This repository contains the Jupyter Notebooks and supporting code for the paper accepted at the 2025 Advances in Science and Engineering Technology International Conferences (ASET).
Authors: Srijesh Pillai, Yodhin Agarwal, Zaheeruddin Ahmed
Paper Link: https://arxiv.org/abs/2509.11075
Audio-based equipment condition monitoring suffers from a lack of standardized methodologies for algorithm selection, hindering reproducible research. This paper addresses this gap by introducing a comprehensive framework for the systematic and statistically rigorous evaluation of machine learning models. Leveraging a rich 127-feature set, our methodology is validated on both synthetic and real-world datasets. Results demonstrate that an ensemble method achieves superior performance (94.2% accuracy), with statistical testing confirming its significant outperformance of individual algorithms. This work provides a validated benchmarking protocol for selecting robust monitoring solutions in industrial settings.
Our framework systematically evaluates six machine learning algorithms across multiple performance dimensions. The ensemble method consistently demonstrates superior accuracy and robustness to noise.

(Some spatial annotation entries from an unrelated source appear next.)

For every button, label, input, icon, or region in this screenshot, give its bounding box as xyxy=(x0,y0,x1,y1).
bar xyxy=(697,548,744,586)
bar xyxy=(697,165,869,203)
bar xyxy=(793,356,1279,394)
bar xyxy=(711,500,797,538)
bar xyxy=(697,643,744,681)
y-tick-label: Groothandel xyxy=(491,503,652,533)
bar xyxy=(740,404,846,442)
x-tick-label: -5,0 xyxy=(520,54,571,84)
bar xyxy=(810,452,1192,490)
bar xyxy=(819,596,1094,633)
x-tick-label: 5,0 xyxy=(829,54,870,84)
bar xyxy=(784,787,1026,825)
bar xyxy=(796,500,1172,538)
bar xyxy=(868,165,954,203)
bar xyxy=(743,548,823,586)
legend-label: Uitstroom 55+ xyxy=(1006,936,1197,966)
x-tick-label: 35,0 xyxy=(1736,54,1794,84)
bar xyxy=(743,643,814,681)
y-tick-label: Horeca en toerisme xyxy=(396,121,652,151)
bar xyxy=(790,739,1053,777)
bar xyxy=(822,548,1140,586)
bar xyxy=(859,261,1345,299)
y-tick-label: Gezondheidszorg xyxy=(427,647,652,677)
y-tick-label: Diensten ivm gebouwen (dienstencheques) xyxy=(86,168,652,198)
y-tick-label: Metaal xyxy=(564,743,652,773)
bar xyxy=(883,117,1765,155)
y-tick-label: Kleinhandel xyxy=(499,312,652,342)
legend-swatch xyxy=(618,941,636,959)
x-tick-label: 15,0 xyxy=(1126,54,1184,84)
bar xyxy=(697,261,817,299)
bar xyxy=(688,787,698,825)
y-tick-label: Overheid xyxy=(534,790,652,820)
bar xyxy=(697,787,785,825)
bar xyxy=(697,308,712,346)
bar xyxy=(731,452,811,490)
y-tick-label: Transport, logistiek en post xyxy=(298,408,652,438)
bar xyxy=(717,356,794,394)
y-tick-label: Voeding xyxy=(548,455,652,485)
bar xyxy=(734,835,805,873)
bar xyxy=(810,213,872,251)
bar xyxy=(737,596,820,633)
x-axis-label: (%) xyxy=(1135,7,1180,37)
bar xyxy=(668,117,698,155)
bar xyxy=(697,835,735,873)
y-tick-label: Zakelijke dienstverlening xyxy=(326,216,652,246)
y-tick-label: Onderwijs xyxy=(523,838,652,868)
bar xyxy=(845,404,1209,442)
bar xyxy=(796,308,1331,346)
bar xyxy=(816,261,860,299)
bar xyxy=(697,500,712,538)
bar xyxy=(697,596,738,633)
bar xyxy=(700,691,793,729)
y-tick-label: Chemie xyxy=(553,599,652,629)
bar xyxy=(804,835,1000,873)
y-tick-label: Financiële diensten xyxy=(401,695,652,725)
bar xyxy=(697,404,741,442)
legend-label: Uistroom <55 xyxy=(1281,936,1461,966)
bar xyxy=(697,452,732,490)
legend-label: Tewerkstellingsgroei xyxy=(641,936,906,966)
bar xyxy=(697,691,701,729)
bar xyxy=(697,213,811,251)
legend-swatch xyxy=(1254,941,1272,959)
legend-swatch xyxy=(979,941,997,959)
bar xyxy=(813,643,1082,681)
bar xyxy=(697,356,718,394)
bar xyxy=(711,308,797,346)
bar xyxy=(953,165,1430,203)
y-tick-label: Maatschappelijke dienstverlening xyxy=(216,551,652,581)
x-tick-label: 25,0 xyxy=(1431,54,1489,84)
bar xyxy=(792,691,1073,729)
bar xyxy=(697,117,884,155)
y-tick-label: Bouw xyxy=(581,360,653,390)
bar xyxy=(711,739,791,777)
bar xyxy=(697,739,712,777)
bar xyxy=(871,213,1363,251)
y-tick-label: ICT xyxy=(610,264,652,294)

| Overall Performance (F1-Score) | Noise Robustness Analysis (F1-Score) |
|---|---|
![]() |
![]() |
This project proposes and implements a complete, end-to-end pipeline for the fair and reproducible benchmarking of classification algorithms for audio-based fault detection.

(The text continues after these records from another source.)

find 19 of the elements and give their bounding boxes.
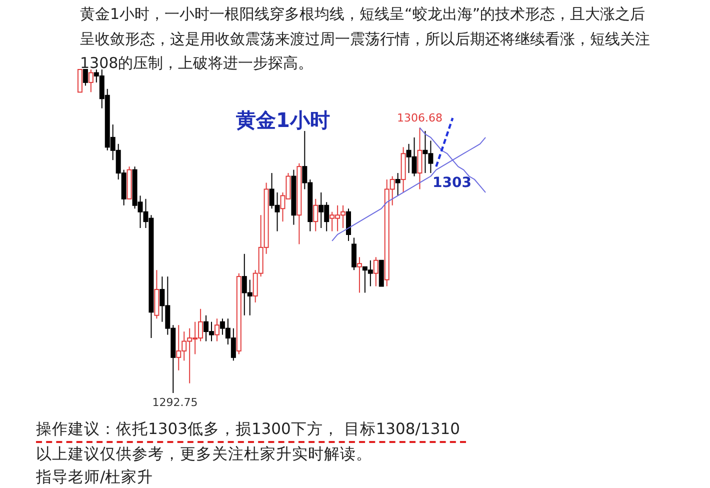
candlestick	[313, 198, 318, 232]
candlestick	[82, 69, 88, 86]
text: 指导老师/杜家升	[36, 468, 154, 486]
candlestick	[351, 237, 356, 271]
candlestick	[214, 318, 220, 342]
candlestick	[417, 127, 422, 190]
text: 1292.75	[152, 396, 198, 409]
annotation: 1303	[432, 175, 472, 191]
candlestick	[346, 208, 352, 242]
annotation: 1306.68	[397, 112, 443, 125]
annotation: 黄金1小时，一小时一根阳线穿多根均线，短线呈“蛟龙出海”的技术形态，且大涨之后呈收敛形态，这是用收敛震荡来渡过周一震荡行情，所以后期还将继续看涨，短线关注1308的压制，上破将进一步探高。	[80, 4, 651, 74]
candlestick	[395, 172, 400, 196]
text: 操作建议：依托1303低多，损1300下方， 目标1308/1310	[36, 418, 466, 443]
text: 以上建议仅供参考，更多关注杜家升实时解读。	[36, 445, 372, 463]
candlestick	[88, 69, 94, 93]
candlestick	[373, 256, 378, 287]
candlestick	[77, 69, 82, 93]
text: 黄金1小时	[235, 108, 330, 132]
candlestick	[356, 256, 362, 294]
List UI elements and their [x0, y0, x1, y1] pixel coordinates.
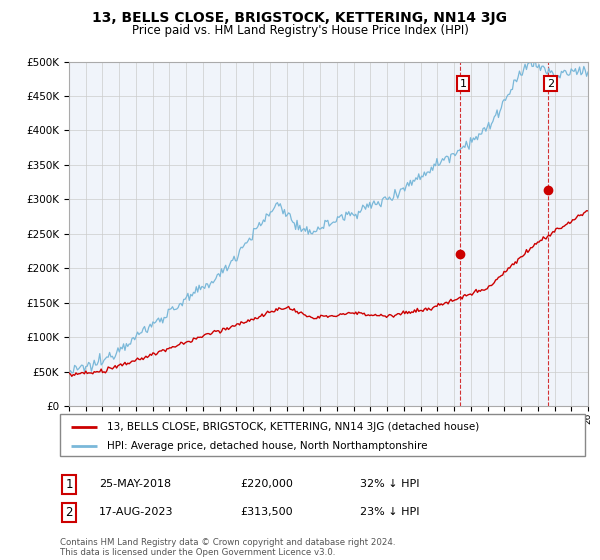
Text: 2: 2: [65, 506, 73, 519]
Text: £220,000: £220,000: [240, 479, 293, 489]
Text: 1: 1: [460, 78, 466, 88]
Text: 23% ↓ HPI: 23% ↓ HPI: [360, 507, 419, 517]
Text: 25-MAY-2018: 25-MAY-2018: [99, 479, 171, 489]
Text: Contains HM Land Registry data © Crown copyright and database right 2024.
This d: Contains HM Land Registry data © Crown c…: [60, 538, 395, 557]
Text: 13, BELLS CLOSE, BRIGSTOCK, KETTERING, NN14 3JG (detached house): 13, BELLS CLOSE, BRIGSTOCK, KETTERING, N…: [107, 422, 479, 432]
Text: 13, BELLS CLOSE, BRIGSTOCK, KETTERING, NN14 3JG: 13, BELLS CLOSE, BRIGSTOCK, KETTERING, N…: [92, 11, 508, 25]
Text: Price paid vs. HM Land Registry's House Price Index (HPI): Price paid vs. HM Land Registry's House …: [131, 24, 469, 36]
Text: 17-AUG-2023: 17-AUG-2023: [99, 507, 173, 517]
Text: 2: 2: [547, 78, 554, 88]
Text: 32% ↓ HPI: 32% ↓ HPI: [360, 479, 419, 489]
FancyBboxPatch shape: [60, 414, 585, 456]
Text: 1: 1: [65, 478, 73, 491]
Text: £313,500: £313,500: [240, 507, 293, 517]
Text: HPI: Average price, detached house, North Northamptonshire: HPI: Average price, detached house, Nort…: [107, 441, 428, 451]
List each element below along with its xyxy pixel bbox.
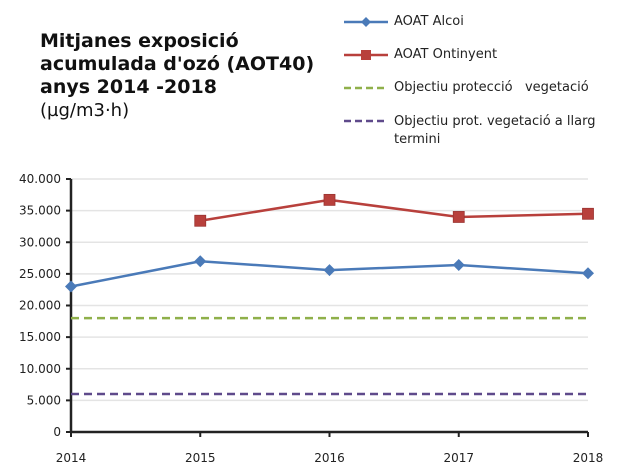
- y-tick-label: 35.000: [19, 204, 61, 218]
- data-point-diamond: [452, 259, 465, 272]
- y-tick-label: 10.000: [19, 362, 61, 376]
- legend-symbol-alcoi: [344, 17, 388, 27]
- legend-symbol-ontinyent: [344, 50, 388, 60]
- y-tick-label: 40.000: [19, 172, 61, 186]
- x-tick-label: 2017: [443, 451, 474, 465]
- data-point-diamond: [323, 264, 336, 277]
- series-line-1: [200, 198, 589, 222]
- x-tick-label: 2015: [185, 451, 216, 465]
- legend-label-objectiu-llarg: Objectiu prot. vegetació a llarg termini: [394, 114, 596, 147]
- data-point-diamond: [582, 267, 594, 280]
- data-point-square: [582, 207, 594, 220]
- legend-symbol-objectiu: [344, 86, 388, 90]
- data-point-diamond: [65, 280, 77, 293]
- data-point-diamond: [194, 255, 207, 268]
- legend-symbol-objectiu-llarg: [344, 119, 388, 123]
- data-point-square: [452, 211, 465, 223]
- data-point-square: [194, 214, 207, 227]
- x-tick-label: 2014: [56, 451, 87, 465]
- y-tick-label: 5.000: [27, 393, 61, 407]
- chart-title: Mitjanes exposició acumulada d'ozó (AOT4…: [40, 30, 314, 122]
- data-point-square: [323, 193, 336, 206]
- title-line-1: Mitjanes exposició: [40, 30, 239, 52]
- x-tick-label: 2016: [314, 451, 345, 465]
- x-tick-label: 2018: [573, 451, 604, 465]
- title-line-2: acumulada d'ozó (AOT40): [40, 53, 315, 75]
- title-line-3: anys 2014 -2018: [40, 76, 217, 98]
- y-tick-label: 15.000: [19, 330, 61, 344]
- y-tick-label: 30.000: [19, 235, 61, 249]
- legend-label-ontinyent: AOAT Ontinyent: [394, 47, 498, 62]
- y-tick-label: 0: [53, 425, 61, 439]
- legend-label-objectiu: Objectiu protecció vegetació: [394, 80, 589, 95]
- y-tick-label: 25.000: [19, 267, 61, 281]
- legend-label-alcoi: AOAT Alcoi: [394, 14, 464, 29]
- chart-units: (µg/m3·h): [40, 100, 130, 121]
- y-tick-label: 20.000: [19, 299, 61, 313]
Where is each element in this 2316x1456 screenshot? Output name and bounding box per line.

Clone this repository to your local machine:
git clone https://github.com/YOUR_USERNAME/audio-condition-monitoring-framework.git
cd audio-condition-monitoring-frameworkThe analysis requires the custom_industrial_dataset_127features.csv file. Due to its size, it is not included in this repository. Please place the file inside the data/ directory.
It is recommended to use a virtual environment. Install all required libraries using the requirements.txt file:
pip install -r requirements.txtThe analysis is contained in the Jupyter Notebook: model_analysis.ipynb. This notebook contains the core logic for loading the data, training all six models, evaluating their performance, and generating the primary results tables.